Все же Минна не приобрела манер молодой француженки. Отдавая должное их обворожительной грации, она тем не менее сохранила естественность и свободу немецкого обращения. Г-жа де Сели, самая близкая из ее новых подруг, говорила, что Минну можно назвать особенной, но не странной: ее пленительная грация заставляла все прощать ей; глядя на нее, нельзя было угадать, что она обладает миллионным состоянием; в ней была не простота хорошо воспитанного человека, а подлинная непринужденность.
Спокойное течение их жизни было нарушено громовым ударом: Минна потеряла мать. Как только боль утраты стихла и Минна смогла подумать о своем положении, обнаружилась вся его затруднительность. Г-жа де Сели увезла ее в свой замок.
— Надо вернуться в Пруссию, — говорила ее приятельница, молодая, тридцатилетняя женщина, — это самое разумное решение; или же вам надо выйти замуж здесь, как только кончится траур, а пока выписать из Кенигсберга компаньонку, самое лучшее — кого-нибудь из ваших родственниц.

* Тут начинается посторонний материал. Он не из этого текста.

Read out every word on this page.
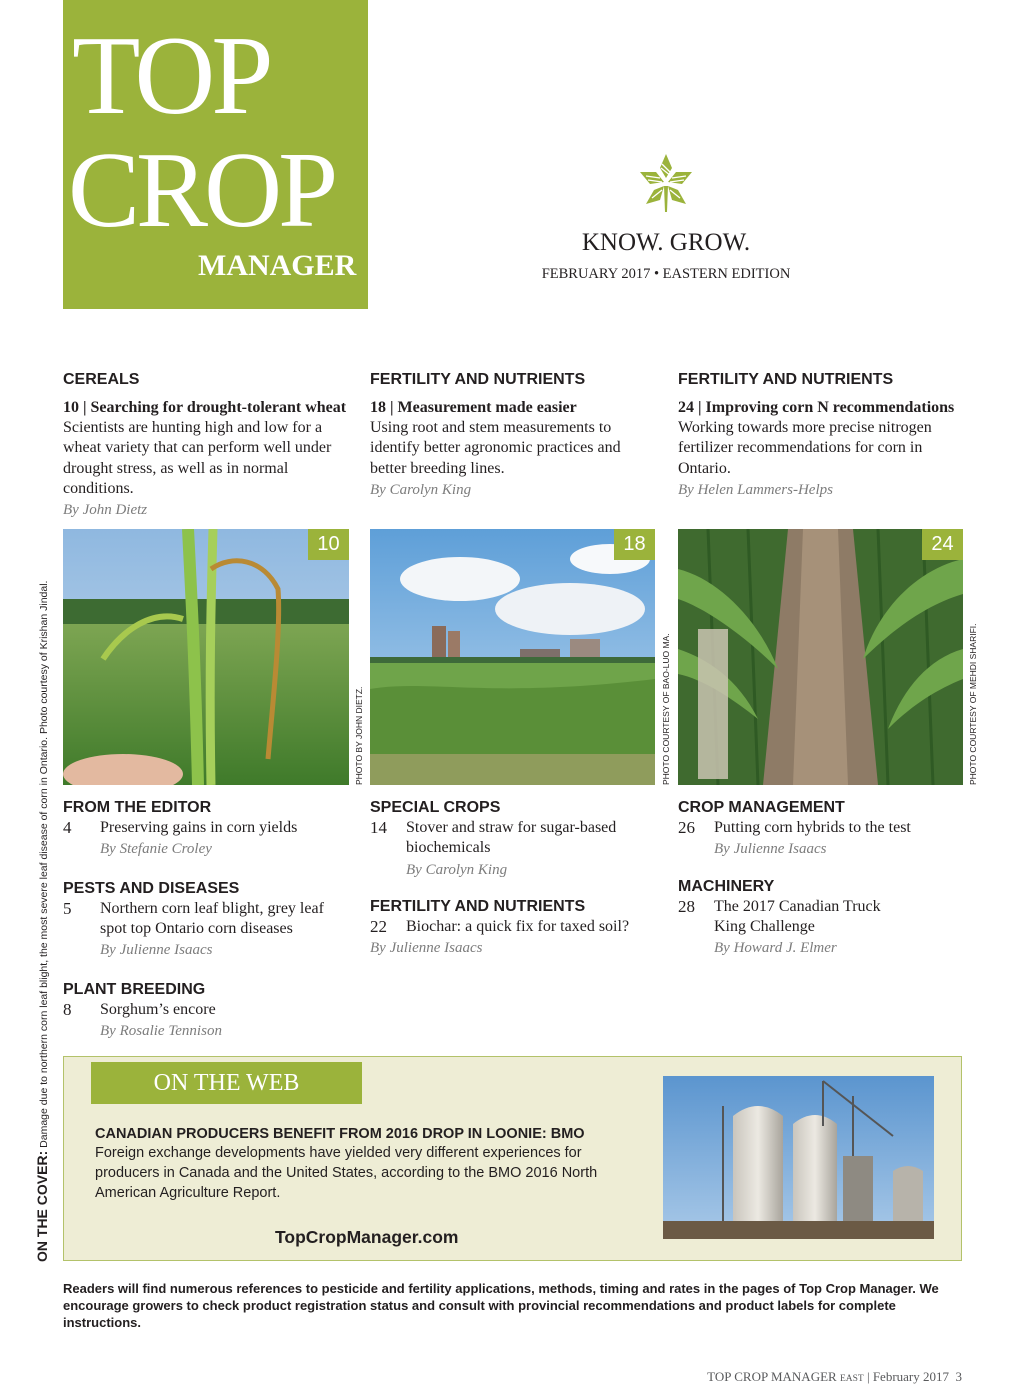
TOP
CROP
MANAGER
KNOW. GROW.
FEBRUARY 2017 • EASTERN EDITION
CEREALS
10 | Searching for drought-tolerant wheat
Scientists are hunting high and low for a wheat variety that can perform well under drought stress, as well as in normal conditions.
By John Dietz
FERTILITY AND NUTRIENTS
18 | Measurement made easier
Using root and stem measurements to identify better agronomic practices and better breeding lines.
By Carolyn King
FERTILITY AND NUTRIENTS
24 | Improving corn N recommendations
Working towards more precise nitrogen fertilizer recommendations for corn in Ontario.
By Helen Lammers-Helps
10
PHOTO BY JOHN DIETZ.
18
PHOTO COURTESY OF BAO-LUO MA.
24
PHOTO COURTESY OF MEHDI SHARIFI.
FROM THE EDITOR
4	Preserving gains in corn yields
By Stefanie Croley
PESTS AND DISEASES
5	Northern corn leaf blight, grey leaf spot top Ontario corn diseases
By Julienne Isaacs
PLANT BREEDING
8	Sorghum’s encore
By Rosalie Tennison
SPECIAL CROPS
14	Stover and straw for sugar-based biochemicals
By Carolyn King
FERTILITY AND NUTRIENTS
22	Biochar: a quick fix for taxed soil?
By Julienne Isaacs
CROP MANAGEMENT
26	Putting corn hybrids to the test
By Julienne Isaacs
MACHINERY
28	The 2017 Canadian Truck King Challenge
By Howard J. Elmer
ON THE COVER: Damage due to northern corn leaf blight, the most severe leaf disease of corn in Ontario. Photo courtesy of Krishan Jindal.	ON THE WEB
CANADIAN PRODUCERS BENEFIT FROM 2016 DROP IN LOONIE: BMO
Foreign exchange developments have yielded very different experiences for producers in Canada and the United States, according to the BMO 2016 North American Agriculture Report.
TopCropManager.com
Readers will find numerous references to pesticide and fertility applications, methods, timing and rates in the pages of Top Crop Manager. We encourage growers to check product registration status and consult with provincial recommendations and product labels for complete instructions.
TOP CROP MANAGER EAST | February 2017 3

Против этого плана имелось следующее веское возражение: немки, даже дочери богатых родителей, считают, что выйти замуж можно лишь за человека, которого обожаешь. Г-жа де Сели назвала Минне по крайней мере десяток подходящих кандидатов; но эти молодые люди, по мнению Минны, были пошловаты, склонны к иронии, почти злы. Минна пережила самый тяжелый год своей жизни, здоровье ее пошатнулось, красота почти пропала. Однажды, когда она пришла к г-же де Сели, та сообщила ей, что она увидит за обедом знаменитую г-жу де Ларсе, самую богатую и очаровательную женщину в их краях; в обществе часто восхваляли изысканную роскошь ее балов и ту полную достоинства, любезную и совершенно свободную от малейшего налета вульгарности манеру, с которой она растрачивала свое крупное состояние.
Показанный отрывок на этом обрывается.